Rz. 53
Die vorstehend unter Rz. 51 und 52 genannten Rechtswirkungen treten aber nur ein, wenn die Bekanntgabe in sachlicher und persönlicher Hinsicht hinreichend konkret bestimmt ist. Die näheren Einzelheiten sind bei § 371 dargestellt. So unterbricht in sachlicher Hinsicht z.B. die Einleitung des Strafverfahrens auf hektografiertem Schreiben mit allgemeinem formelhaften Text ohne tatsächliche Spezifizierung und ohne Hinweis auf eine tatsächliche Grundlage nicht die Verjährung.
Beispiel
S erhält eine Einleitungsverfügung mit folgendem Wortlaut: "Gegen Sie ist das Strafverfahren wegen Steuerhinterziehung, strafbar nach § 370 AO, eingeleitet worden."
Diese Einleitungsmitteilung ist viel zu pauschal. Der Beschuldigte muss vielmehr über die ihm vorgeworfene Tat "ins Bild gesetzt" werden.
Auch die schlagwortartige Wiedergabe einzelner Tatbestandsmerkmale einer Strafnorm reicht nicht aus.
Der Tatzeitraum muss genau bezeichnet werden.
Beispiel
S erhält eine Einleitungsverfügung, in der es heißt: "Gegen Sie wird wegen der Nichtabgabe von Einkommensteuer-Erklärungen ab VZ 2010 ff. ermittelt."
Das ist keine wirksame Einleitung für die VZ ab 1997. S kann daher insoweit noch Selbstanzeige erstatten.
Auch die allgemeine Bezeichnung nur der Steuerart bewirkt keine umfassende Sperrwirkung, sondern nur – im Zusammenhang mit den u.U. aus den Akten ersichtlichen Umständen – bzgl. der Besteuerungsgrundlagen, auf die sich der Verfolgungswille und der Tatverdacht erstreckte (s. dazu eingehend § 371 Rz. 432 ff.).
Beispiel
In der Einleitungsverfügung heißt es: "Gegen Sie wird wegen Einkommensteuerhinterziehung in den Jahren 2009–2018 ermittelt.
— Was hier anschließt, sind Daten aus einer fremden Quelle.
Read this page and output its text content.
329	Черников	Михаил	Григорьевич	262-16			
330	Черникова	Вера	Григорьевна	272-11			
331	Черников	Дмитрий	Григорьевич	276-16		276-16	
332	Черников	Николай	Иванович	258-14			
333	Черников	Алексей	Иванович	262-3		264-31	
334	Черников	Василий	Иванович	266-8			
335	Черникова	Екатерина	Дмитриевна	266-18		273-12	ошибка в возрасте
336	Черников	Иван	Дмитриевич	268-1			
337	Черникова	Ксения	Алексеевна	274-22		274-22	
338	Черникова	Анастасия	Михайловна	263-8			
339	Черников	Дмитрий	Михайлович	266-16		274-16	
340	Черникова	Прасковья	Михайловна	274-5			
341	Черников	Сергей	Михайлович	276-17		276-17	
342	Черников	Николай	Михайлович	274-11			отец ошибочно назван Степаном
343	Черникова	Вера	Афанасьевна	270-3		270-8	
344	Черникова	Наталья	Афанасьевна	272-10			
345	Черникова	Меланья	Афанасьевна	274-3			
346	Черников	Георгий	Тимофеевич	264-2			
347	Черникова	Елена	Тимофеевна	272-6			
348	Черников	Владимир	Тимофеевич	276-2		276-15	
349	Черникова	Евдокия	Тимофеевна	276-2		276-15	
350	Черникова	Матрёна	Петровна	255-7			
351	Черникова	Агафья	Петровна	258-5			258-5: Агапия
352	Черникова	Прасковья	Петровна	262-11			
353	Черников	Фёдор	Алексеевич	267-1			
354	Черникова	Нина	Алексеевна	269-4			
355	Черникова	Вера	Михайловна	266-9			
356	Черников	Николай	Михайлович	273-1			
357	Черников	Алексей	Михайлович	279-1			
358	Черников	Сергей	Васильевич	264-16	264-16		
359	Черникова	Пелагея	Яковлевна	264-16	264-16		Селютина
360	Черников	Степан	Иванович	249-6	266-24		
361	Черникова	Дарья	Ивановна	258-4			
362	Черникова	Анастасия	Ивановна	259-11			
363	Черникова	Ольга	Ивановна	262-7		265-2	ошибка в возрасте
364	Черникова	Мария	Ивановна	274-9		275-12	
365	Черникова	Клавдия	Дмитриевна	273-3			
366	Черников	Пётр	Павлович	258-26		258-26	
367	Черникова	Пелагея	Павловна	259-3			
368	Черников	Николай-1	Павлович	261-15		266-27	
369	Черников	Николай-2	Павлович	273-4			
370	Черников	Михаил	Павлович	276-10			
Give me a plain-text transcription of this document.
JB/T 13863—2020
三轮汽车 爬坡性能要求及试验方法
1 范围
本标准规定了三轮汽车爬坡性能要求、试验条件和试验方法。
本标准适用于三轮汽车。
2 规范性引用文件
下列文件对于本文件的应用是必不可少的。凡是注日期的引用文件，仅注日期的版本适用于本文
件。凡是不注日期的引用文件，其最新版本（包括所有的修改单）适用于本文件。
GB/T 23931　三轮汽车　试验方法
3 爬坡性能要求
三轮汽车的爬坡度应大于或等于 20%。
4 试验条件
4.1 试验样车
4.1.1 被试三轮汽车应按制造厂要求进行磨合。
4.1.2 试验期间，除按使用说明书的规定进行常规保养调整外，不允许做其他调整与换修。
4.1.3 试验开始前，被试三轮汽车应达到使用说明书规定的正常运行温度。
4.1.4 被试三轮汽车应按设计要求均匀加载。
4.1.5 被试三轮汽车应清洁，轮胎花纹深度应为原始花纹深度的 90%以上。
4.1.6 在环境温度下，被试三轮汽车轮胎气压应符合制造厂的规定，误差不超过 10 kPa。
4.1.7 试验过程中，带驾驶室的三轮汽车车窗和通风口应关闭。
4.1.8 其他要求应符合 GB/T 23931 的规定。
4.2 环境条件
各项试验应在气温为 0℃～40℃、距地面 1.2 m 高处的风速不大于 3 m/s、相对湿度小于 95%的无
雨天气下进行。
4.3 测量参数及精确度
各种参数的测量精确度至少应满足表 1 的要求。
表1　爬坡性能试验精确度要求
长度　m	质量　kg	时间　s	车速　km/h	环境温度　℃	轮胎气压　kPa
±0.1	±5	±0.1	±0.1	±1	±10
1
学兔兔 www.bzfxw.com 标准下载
Sie sollen in den Einkommensteuererklärungen Zinseinkünfte ... nicht angegeben haben."
Hat S in dem fraglichen Zeitraum auch Vermietungseinkünfte nicht angegeben, dann kann er insoweit noch Selbstanzeige erstatten.
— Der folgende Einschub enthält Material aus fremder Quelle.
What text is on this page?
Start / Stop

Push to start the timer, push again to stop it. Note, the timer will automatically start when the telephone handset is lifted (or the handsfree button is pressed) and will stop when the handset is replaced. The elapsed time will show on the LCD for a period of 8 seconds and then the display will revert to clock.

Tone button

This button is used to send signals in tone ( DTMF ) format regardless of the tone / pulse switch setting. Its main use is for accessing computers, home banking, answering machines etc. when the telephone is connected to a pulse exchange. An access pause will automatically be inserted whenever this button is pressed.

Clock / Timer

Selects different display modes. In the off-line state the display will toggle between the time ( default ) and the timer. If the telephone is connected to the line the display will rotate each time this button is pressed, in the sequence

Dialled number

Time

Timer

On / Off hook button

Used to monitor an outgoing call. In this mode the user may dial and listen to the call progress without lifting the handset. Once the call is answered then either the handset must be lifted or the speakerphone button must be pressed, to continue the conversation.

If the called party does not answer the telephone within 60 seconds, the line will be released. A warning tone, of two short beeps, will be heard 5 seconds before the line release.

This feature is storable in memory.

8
Aus den gleichen Gründen entfalten unbestimmte und damit rechtswidrige Durchsuchungs- und Beschlagnahmebeschlüsse keine verjährungsunterbrechende Wirkung (s. Rz. 52). Ebenso wenig ist mit der damit verbundenen Verfahrenseinleitung ein Sperrgrund für eine Selbstanzeige (§ 371 Abs. 2 Nr. 1 Buchst. b AO) gegeben.
In persönlicher Hinsicht treten die Sperrwirkung und die Verjährungsunterbrechung (vgl. § 78c Abs. 4 StGB) nur bei dem Adressaten der Mitteilung ein, nicht aber bei den anderen Tatbeteiligten (Näheres s. § 371 Rz. 578 ff.). Der Verdächtige muss noch nicht namentlich bekannt sein; es genügt, wenn er hinreichend bestimmbar ist.
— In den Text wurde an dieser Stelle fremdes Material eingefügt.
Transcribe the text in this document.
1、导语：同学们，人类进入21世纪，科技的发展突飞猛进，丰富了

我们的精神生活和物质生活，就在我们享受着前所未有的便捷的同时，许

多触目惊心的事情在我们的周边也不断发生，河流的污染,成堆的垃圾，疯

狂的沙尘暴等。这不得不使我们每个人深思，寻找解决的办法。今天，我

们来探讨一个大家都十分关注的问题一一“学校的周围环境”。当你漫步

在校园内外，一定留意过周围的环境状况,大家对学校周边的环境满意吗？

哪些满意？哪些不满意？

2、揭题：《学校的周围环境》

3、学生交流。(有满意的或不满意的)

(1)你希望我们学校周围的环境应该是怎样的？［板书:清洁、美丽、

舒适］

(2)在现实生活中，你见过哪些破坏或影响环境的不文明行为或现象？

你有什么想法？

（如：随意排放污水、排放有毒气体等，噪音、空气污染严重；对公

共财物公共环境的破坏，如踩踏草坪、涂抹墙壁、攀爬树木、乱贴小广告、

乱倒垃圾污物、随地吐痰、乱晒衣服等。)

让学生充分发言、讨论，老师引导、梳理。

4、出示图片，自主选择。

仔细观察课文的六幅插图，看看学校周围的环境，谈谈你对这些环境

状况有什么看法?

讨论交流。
Problematisch kann sein, wer infolge der Einleitung als Beschuldigter anzusehen ist. Das ist insb. der Fall, wenn Ermittlungen "gegen die Verantwortlichen" eines Unternehmens eingeleitet werden. Eine derart pauschale Umschreibung schließt nicht generell die Selbstanzeigemöglichkeit gegenüber bestimmten Personen der Geschäftsleitung aus (s. dazu § 371 Rz. 578 ff.). Strafprozessuale Ermittlungshandlungen bewirken grundsätzlich auch nur gegenüber demjenigen, gegen den sich die Maßnahme richtet, die Verjährungsunterbrechung.